All information is encapsulated in a QIFDocument instance file, validated against XML Schemas (XSD) and additional XSLT-based data quality constraints. This ensures structural integrity, semantic compliance, and long-term archival capability.

2. Model-Based Definition (MBD) and Structured PMI

QIF 3.0 formally supports Model-Based Definition, meaning geometry, topology, coordinate systems, transformations, and Product Manufacturing Information (PMI) are represented as structured data — not graphical annotations.

PMI elements such as GD&T, datums, tolerance zones, feature control frames, and dimensional characteristics are encoded with semantic clarity, enabling:

  • Automated Bill of Characteristics (BoC) extraction
  • Unambiguous tolerance interpretation
  • Digital linkage between design intent and inspection execution
  • Traceable feature and characteristic references across lifecycle stages

Within the IVR system context, this structured MBD foundation enables automatic transformation of CAD + PMI into inspection-ready dimensional evidence, eliminating manual ballooning and interpretation errors.

3. Four Aspects Model — Data Lifecycle Integrity

QIF introduces four distinct aspects for features and characteristics:

  • Definition Aspect — reusable definition templates
  • Nominal Aspect — design-specific values
  • Item Aspect — instance-specific measurement context
  • Measured Aspect — actual inspection results

This layered structure ensures controlled data evolution without semantic loss, preserving traceability from nominal design to measured physical reality.

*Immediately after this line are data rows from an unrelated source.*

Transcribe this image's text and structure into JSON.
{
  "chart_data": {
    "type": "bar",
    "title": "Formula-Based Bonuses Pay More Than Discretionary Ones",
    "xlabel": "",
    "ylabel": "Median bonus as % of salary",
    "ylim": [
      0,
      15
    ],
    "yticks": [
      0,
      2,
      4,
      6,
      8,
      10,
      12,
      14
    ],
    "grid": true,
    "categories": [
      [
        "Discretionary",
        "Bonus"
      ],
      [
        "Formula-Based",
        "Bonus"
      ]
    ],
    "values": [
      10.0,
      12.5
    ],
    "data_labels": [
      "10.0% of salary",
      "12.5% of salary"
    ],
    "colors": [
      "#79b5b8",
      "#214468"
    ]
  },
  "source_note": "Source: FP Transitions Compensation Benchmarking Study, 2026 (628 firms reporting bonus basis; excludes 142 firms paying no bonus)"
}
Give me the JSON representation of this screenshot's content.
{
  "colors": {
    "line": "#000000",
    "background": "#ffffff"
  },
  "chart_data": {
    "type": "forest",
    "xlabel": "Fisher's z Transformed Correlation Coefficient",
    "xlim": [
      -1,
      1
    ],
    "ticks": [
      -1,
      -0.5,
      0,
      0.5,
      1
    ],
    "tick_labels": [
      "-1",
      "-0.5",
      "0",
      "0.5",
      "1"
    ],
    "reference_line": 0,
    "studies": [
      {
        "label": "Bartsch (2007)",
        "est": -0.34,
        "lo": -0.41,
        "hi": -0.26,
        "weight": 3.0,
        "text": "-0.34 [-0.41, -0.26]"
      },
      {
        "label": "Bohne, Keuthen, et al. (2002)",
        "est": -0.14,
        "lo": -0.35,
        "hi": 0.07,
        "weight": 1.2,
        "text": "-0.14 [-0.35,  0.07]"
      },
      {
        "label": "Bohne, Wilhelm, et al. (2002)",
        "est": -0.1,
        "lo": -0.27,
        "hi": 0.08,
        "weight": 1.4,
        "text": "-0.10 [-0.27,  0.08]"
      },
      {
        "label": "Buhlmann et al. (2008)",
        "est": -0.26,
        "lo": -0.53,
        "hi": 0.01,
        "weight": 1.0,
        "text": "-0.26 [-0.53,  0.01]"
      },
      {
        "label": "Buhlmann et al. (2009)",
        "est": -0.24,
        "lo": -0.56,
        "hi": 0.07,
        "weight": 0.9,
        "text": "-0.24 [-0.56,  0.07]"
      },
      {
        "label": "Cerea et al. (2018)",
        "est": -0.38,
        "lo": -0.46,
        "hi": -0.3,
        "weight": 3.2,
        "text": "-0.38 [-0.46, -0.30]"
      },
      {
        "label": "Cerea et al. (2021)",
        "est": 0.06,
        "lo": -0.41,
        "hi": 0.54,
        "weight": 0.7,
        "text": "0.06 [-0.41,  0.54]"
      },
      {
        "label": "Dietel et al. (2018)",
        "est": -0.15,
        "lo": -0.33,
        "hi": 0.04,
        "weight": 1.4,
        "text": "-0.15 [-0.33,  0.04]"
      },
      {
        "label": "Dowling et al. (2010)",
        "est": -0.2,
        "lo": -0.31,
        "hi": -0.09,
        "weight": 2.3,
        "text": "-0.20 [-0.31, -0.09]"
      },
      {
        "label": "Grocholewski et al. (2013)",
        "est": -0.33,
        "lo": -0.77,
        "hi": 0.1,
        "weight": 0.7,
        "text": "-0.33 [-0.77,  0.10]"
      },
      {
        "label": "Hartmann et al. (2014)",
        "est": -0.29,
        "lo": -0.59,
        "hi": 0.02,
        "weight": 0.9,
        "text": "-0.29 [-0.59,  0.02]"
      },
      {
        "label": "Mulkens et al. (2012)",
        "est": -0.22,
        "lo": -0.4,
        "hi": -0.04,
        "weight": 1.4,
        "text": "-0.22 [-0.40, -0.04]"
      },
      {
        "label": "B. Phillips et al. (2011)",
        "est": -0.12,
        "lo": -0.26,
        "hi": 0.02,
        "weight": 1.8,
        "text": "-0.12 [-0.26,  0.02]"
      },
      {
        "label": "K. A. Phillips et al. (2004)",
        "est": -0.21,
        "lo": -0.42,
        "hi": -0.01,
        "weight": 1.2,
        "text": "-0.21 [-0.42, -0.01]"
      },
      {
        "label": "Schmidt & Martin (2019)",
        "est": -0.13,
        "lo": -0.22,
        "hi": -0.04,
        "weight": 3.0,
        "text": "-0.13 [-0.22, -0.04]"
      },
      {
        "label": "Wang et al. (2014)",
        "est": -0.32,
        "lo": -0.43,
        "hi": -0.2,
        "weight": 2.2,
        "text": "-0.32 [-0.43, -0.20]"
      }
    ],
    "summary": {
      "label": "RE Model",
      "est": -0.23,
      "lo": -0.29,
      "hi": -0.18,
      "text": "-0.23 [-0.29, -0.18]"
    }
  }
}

4. Inspection Planning and Execution Flow

The standard defines a logical clockwise workflow:

  1. MBD exports structured design intent
  2. Plans define what and how to measure
  3. Resources describe measurement equipment
  4. Rules optimize inspection strategy
  5. Results capture measurement outputs
  6. Statistics evaluate process behavior

QIF Plans includes hierarchical PlanElements, Actions, and ActionMethods, directly linked to measurable characteristics. QIF Results references Plans using persistent identifiers (QPId), preserving full digital inspection traceability.

5. Digital Traceability and Persistent Identification

QIF 3.0 integrates QPId (QIF Persistent Identifiers) and UUID-based referencing mechanisms, ensuring:

  • Unambiguous cross-file referencing
  • Traceability between design, plan, and result data
  • Support for long-term archiving and retrieval
  • Lifecycle continuity in digital manufacturing environments

For IVR 5.0 AI, this guarantees that dimensional evidence remains digitally linked to its originating CAD model, inspection strategy, and statistical evaluation.

6. Metrology Integration and Manufacturing Interoperability

QIF Resources formally models CMMs, articulated arms, laser systems, sensors, calibration data, working volumes, and environmental conditions. QIF Rules enables automated decision logic for DME selection and measurement strategy.

This allows seamless integration between:

  • CAD/MBD systems
  • Inspection planning software
  • Dimensional Measuring Equipment (DME)
  • SPC and quality analytics platforms

7. Statistical and Process Control Layer

QIF Statistics models subgrouping, control limits, summary metrics, and characteristic evaluation criteria. It enables digital SPC workflows directly linked to structured measurement data.

In practical application within IVR, this means dimensional evidence transitions from isolated measurement values to actionable process intelligence.

8. Practical Benefits in a Digital Quality Ecosystem

  • Elimination of manual data re-entry
  • Reduced interpretation ambiguity of GD&T
  • Full digital continuity from design to statistics
  • Improved interoperability between heterogeneous systems
  • Support for digital thread and Industry 4.0 architectures

By aligning the IVR platform with the QIF 3.0 information architecture, the system operates not merely as a reporting tool, but as a standards-compliant digital quality backbone capable of supporting structured dimensional evidence across the entire manufacturing lifecycle.